Siqueira Campos, por sua vez, é uma cidade com contrastes no segmento cultura. Se por um lado é o único município da Amunorpi (Associação dos Municípios do Norte Pioneiro) que tem um museu, também conta com uma casa da cultura que há mais de 10 anos teve sua construção paralisada e nunca mais retomada. A obra, imponente e que poderia ser uma referência em toda região, atualmente é usado como refugio por moradores de rua e usuários de drogas.
O espaço onde seria o auditório está tomado por lixo – assim como boa parte das outras dependências. O que seria o saguão de entrada tem um aspecto que se aproxima a um bar abandonado, com bitucas de cigarro, copos e garrafas quebradas.
Para o recém empossado chefe do departamento de Cultura de Siqueira Campos, Arnaldo Luskla, a conclusão dessa obra é uma das prioridades. “A prefeitura já está fazendo um levantamento técnico sobre as condições do lugar e do que seria necessário para terminar essa obra, que é um antigo sonho dos moradores daqui. A partir daí vamos atrás de recursos para concluir a construção da casa da cultura”, promete.

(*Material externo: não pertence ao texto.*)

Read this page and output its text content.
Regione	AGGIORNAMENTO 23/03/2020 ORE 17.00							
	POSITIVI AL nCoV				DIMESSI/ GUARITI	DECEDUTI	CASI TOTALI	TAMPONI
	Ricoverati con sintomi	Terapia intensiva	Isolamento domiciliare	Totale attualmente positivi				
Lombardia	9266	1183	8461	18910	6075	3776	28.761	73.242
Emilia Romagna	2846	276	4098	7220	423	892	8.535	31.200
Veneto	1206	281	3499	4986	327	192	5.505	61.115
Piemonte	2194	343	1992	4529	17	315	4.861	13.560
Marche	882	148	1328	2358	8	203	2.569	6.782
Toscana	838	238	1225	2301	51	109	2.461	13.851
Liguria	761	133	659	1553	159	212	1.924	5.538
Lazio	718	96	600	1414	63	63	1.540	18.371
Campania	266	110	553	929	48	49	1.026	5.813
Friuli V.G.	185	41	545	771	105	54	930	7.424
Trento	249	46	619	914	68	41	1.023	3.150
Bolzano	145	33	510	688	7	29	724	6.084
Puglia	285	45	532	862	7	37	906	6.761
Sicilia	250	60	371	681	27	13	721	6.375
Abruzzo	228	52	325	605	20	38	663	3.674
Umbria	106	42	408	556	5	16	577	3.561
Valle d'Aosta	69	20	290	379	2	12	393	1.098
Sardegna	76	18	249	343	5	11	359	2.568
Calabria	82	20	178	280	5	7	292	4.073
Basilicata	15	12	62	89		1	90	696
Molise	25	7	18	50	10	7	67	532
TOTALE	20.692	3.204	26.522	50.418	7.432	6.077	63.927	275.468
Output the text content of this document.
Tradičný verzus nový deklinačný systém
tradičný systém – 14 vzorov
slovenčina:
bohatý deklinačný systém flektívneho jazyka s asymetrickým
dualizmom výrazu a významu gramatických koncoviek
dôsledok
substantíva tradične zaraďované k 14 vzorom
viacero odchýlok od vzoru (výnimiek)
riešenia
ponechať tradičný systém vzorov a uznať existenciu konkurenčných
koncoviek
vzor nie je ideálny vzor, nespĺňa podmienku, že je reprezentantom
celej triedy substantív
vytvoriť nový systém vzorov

Contudo, os planos de Luska vão bem além de reformas físicas (incluindo a reforma do Museu Histórico de Siqueira Campos, que deve acontecer ainda este ano). O chefe do departamento quer a democratização da cultura no município. “Queremos interagir com a população para promover eventos e atividades que respeitem as tradições do nosso povo e que ao mesmo tempo possa enriquecer culturalmente nossa cidade”, explica. “Além disso atender os pedidos da população”.
Para isso, Luska pretende criar o Plano Municipal de Cultura e o Conselho Municipal de Cultura, ferramentas que deverão ser atuantes durante sua gestão à frente do departamento, e sugerir uma maior interação entre os departamentos de toda a região. “Precisamos trocar mais experiências, promover eventos interligados e lutar para diminuir essa pobreza cultural que hoje infelizmente é uma realidade no Norte Pioneiro”.